L’auteur est communicateur scientifique pour l’Organisation pour la science et la société de l’Université McGill. Il est titulaire d’un baccalauréat en biochimie et d’une maîtrise en biologie moléculaire. En plus d’écrire de nombreux articles, il coanime le balado The Body of Evidence.
La trousse arrive par la poste. Vous effectuez un prélèvement à l’intérieur de votre joue et vous l’envoyez. Deux semaines plus tard, l’entreprise vous fait parvenir un rapport par courriel. On vous dit que vous avez 2 % de risque de contracter la COVID-19 et 5 % de risque de transmettre le virus à une autre personne. Le rapport affirme que ces risques ne changeront jamais. Vous décidez que le risque est suffisamment faible et reprenez votre mode de vie d’avant la pandémie.

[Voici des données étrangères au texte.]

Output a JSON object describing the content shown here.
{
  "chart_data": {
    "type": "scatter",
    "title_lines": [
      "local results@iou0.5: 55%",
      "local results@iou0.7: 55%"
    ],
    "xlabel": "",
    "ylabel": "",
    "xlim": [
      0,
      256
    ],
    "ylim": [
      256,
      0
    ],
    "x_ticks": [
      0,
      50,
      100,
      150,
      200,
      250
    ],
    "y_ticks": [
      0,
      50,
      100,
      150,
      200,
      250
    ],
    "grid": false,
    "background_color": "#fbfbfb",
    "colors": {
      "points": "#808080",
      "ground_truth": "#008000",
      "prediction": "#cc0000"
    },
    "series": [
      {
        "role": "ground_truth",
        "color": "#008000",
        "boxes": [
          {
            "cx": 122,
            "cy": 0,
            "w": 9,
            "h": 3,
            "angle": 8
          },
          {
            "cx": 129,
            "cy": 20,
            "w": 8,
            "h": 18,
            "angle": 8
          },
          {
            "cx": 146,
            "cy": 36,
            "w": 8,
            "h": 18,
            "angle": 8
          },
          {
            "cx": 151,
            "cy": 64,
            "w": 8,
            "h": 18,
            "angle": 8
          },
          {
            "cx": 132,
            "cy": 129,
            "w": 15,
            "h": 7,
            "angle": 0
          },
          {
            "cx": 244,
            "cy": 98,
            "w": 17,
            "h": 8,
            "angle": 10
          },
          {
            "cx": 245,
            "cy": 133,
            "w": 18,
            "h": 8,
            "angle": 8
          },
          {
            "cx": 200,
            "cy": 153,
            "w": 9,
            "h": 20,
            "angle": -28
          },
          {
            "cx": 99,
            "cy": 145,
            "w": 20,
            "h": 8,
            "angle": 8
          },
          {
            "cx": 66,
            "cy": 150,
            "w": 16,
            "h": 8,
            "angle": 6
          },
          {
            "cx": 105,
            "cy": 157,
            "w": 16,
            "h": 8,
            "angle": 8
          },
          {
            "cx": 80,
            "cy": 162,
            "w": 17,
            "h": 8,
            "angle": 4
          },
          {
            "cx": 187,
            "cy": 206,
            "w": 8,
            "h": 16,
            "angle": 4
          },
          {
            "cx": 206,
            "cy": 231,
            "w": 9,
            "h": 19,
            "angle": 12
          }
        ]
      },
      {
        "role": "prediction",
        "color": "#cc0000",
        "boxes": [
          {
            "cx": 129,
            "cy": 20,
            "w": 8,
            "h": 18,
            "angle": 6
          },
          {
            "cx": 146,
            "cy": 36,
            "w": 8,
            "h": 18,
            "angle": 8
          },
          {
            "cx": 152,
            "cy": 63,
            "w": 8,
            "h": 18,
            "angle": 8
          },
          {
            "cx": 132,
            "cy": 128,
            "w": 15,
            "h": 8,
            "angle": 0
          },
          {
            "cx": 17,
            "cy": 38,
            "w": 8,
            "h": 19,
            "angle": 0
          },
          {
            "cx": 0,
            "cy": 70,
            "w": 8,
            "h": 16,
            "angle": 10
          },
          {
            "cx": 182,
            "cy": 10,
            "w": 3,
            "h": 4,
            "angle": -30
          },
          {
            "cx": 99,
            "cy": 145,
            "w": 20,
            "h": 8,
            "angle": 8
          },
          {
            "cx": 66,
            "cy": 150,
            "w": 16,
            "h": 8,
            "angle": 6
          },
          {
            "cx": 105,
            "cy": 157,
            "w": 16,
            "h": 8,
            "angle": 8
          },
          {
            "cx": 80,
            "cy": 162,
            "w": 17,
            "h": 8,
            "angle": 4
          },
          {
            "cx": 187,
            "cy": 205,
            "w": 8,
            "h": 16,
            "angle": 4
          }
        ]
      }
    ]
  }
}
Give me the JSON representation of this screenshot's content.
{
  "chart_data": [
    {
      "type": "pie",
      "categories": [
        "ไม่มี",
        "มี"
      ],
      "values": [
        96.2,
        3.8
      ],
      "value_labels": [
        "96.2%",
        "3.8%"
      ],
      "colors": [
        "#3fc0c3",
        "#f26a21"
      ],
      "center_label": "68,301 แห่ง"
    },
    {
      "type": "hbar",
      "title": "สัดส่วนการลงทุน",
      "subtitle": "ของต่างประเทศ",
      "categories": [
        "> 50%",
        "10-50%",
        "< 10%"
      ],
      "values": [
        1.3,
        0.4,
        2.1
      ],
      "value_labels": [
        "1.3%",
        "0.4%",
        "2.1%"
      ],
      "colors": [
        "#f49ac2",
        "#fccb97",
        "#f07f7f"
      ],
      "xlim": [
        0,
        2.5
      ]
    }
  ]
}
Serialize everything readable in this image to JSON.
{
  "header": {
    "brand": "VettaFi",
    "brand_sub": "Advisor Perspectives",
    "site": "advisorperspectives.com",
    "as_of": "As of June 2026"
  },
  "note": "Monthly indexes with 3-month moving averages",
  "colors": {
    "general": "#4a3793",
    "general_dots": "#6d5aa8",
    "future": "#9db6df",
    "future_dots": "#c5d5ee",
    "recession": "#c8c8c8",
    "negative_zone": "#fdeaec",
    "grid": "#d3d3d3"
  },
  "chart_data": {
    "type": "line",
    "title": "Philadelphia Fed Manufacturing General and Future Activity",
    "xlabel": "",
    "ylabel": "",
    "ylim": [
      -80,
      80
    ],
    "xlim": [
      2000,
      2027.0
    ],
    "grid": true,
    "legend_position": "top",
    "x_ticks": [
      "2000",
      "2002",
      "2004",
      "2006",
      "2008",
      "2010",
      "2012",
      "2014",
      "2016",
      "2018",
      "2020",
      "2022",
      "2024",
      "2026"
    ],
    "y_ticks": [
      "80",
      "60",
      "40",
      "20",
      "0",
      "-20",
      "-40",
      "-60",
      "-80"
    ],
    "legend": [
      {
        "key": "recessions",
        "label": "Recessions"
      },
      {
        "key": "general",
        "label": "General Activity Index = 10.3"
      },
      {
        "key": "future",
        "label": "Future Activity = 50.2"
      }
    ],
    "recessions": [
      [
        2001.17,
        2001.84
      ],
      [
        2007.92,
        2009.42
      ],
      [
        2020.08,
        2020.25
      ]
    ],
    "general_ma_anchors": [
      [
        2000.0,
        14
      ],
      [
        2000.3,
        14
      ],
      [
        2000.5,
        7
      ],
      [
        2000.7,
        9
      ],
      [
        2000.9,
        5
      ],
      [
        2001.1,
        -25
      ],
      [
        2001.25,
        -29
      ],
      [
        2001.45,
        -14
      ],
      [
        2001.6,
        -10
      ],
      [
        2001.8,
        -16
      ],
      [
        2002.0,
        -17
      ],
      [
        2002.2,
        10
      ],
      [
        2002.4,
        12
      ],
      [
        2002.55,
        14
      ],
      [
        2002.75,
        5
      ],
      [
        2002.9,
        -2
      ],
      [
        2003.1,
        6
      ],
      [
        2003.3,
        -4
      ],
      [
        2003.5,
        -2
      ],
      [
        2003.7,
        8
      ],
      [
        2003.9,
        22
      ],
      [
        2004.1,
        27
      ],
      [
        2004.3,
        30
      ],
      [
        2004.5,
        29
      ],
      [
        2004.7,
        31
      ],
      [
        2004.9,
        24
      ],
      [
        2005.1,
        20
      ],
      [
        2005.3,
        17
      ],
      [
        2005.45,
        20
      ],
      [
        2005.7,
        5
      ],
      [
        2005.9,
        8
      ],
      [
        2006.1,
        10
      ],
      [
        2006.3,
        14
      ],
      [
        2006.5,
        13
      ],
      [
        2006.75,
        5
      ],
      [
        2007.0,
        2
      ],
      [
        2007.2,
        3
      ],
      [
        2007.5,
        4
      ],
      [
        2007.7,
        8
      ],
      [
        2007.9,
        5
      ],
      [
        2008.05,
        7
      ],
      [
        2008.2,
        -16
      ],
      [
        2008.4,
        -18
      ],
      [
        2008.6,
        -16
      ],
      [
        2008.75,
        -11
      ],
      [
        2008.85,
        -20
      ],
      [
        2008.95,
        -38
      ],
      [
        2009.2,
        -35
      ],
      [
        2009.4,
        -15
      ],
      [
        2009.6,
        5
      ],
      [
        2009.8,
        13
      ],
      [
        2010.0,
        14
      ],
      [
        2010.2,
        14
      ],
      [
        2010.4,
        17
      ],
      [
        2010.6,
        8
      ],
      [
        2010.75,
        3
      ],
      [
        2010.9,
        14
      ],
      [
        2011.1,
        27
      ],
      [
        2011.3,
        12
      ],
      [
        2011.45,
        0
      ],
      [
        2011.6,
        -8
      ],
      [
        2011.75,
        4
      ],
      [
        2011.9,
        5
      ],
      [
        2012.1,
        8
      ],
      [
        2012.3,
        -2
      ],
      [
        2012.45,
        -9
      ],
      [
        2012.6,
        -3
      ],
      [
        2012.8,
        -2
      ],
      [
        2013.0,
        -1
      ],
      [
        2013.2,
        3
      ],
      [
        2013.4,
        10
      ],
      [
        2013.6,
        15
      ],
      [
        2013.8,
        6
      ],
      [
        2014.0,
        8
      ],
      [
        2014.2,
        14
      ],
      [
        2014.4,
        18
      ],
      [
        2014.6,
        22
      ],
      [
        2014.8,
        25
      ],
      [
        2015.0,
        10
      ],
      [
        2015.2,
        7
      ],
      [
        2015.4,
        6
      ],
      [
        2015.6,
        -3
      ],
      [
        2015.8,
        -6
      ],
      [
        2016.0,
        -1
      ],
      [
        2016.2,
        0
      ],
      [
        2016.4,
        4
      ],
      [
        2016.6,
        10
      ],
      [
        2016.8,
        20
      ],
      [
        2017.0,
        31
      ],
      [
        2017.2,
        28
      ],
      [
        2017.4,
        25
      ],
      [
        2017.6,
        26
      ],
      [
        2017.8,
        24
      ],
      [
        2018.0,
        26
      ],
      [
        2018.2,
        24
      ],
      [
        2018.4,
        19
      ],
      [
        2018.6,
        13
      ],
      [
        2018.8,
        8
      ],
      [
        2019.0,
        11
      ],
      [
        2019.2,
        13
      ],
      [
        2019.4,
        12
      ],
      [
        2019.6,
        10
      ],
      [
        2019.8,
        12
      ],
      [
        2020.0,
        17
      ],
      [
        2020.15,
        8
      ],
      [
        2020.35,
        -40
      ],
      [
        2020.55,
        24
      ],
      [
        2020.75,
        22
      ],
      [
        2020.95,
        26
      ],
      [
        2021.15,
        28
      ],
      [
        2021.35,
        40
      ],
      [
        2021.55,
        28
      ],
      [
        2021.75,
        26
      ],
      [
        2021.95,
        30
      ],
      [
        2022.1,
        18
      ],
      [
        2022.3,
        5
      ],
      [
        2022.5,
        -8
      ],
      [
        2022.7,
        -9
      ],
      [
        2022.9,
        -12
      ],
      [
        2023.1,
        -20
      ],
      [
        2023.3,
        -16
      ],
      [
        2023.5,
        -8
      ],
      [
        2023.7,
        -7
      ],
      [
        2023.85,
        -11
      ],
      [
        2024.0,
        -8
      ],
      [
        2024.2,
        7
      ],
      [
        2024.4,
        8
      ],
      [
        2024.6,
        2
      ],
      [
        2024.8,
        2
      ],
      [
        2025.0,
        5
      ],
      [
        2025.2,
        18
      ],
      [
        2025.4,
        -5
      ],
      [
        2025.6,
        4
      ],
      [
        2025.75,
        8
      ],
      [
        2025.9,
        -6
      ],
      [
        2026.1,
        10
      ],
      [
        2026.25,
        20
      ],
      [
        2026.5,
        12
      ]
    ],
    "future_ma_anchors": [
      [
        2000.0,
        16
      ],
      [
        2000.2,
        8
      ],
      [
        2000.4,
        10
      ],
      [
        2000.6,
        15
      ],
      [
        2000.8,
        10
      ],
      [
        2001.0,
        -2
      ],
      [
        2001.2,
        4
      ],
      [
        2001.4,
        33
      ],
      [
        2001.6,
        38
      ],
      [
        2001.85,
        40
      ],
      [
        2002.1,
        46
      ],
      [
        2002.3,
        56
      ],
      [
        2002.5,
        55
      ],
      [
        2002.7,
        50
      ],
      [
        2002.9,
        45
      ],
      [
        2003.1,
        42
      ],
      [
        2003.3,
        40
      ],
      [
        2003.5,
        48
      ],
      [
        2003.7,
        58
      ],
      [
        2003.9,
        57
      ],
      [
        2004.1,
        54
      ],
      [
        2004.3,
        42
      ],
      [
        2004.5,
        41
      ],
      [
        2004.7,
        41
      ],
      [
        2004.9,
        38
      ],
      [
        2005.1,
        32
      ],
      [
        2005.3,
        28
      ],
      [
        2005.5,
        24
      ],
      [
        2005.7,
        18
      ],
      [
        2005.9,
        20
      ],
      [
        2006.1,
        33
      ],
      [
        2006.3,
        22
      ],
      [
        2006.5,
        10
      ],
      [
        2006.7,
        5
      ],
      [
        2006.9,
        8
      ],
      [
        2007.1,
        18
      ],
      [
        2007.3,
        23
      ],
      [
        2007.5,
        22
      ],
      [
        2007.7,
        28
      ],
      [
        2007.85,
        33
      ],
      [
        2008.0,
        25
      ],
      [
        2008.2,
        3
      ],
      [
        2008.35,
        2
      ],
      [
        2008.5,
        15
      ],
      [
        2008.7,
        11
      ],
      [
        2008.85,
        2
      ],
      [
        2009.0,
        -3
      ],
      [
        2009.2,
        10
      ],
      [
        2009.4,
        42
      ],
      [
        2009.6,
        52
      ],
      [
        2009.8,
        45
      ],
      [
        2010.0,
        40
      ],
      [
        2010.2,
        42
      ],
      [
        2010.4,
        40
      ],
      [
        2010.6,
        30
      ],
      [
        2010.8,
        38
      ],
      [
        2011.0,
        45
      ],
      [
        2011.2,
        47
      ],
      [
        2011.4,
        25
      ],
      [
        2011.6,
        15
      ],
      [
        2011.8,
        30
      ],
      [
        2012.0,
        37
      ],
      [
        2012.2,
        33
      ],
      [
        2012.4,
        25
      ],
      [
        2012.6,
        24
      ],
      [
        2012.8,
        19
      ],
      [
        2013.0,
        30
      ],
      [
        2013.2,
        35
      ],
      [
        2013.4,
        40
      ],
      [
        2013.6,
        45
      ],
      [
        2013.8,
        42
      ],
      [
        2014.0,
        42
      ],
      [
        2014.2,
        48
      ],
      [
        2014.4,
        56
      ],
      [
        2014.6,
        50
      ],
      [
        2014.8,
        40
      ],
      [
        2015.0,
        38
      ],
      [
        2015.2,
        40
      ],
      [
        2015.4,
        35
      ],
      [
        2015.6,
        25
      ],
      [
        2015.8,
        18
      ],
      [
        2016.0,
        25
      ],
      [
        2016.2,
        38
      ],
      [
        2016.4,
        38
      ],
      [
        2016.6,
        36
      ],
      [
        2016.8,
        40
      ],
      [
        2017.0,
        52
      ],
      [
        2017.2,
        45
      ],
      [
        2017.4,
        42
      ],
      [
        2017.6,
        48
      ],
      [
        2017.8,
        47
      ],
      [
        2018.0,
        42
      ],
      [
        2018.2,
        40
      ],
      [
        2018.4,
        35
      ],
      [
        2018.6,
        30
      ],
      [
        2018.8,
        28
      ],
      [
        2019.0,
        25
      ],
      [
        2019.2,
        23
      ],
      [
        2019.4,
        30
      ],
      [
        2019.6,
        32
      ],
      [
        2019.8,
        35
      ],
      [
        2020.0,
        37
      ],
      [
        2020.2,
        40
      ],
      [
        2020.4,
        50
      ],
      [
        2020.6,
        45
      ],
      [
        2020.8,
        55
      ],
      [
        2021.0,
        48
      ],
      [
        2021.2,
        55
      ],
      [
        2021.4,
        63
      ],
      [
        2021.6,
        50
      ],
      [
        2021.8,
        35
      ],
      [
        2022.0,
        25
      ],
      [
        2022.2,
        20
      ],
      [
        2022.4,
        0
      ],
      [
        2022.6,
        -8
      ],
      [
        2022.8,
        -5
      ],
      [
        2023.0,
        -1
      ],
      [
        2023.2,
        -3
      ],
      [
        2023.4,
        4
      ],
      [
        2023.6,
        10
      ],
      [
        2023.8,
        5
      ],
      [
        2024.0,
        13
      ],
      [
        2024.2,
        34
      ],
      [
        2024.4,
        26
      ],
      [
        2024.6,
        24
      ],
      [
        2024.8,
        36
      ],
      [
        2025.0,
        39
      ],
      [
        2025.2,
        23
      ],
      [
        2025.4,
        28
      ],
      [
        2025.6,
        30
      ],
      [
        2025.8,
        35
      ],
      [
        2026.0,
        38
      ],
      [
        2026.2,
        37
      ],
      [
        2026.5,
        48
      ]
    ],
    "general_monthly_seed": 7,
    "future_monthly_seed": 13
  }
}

Ce scénario paraîtra fantaisiste à plusieurs, et c’est normal, mais différentes versions de cette histoire se présentent à moi sous forme de questions depuis que les vaccins ont été mis en place. Les gens se demandent s’il existe un test pour déterminer de manière fiable le risque de contracter la COVID-19, une évaluation scientifique afin d’écarter les règles de santé publique perçues comme « incohérentes » et « alambiquées », fondées sur les vaccins, les rappels, les variants et les activités de chacun. Un frottis de la joue, un test de salive ou une prise de sang qui permettrait de se baser sur un élément biologique déterministe pour vous classer comme étant à faible risque, à risque moyen ou à risque élevé. Un passeport immunitaire personnalisé et précis, quel que soit votre statut vaccinal.
Ce n’est pas une idée complètement farfelue. Quelque chose de comparable est exploré dans les hôpitaux pour les personnes ayant déjà la maladie.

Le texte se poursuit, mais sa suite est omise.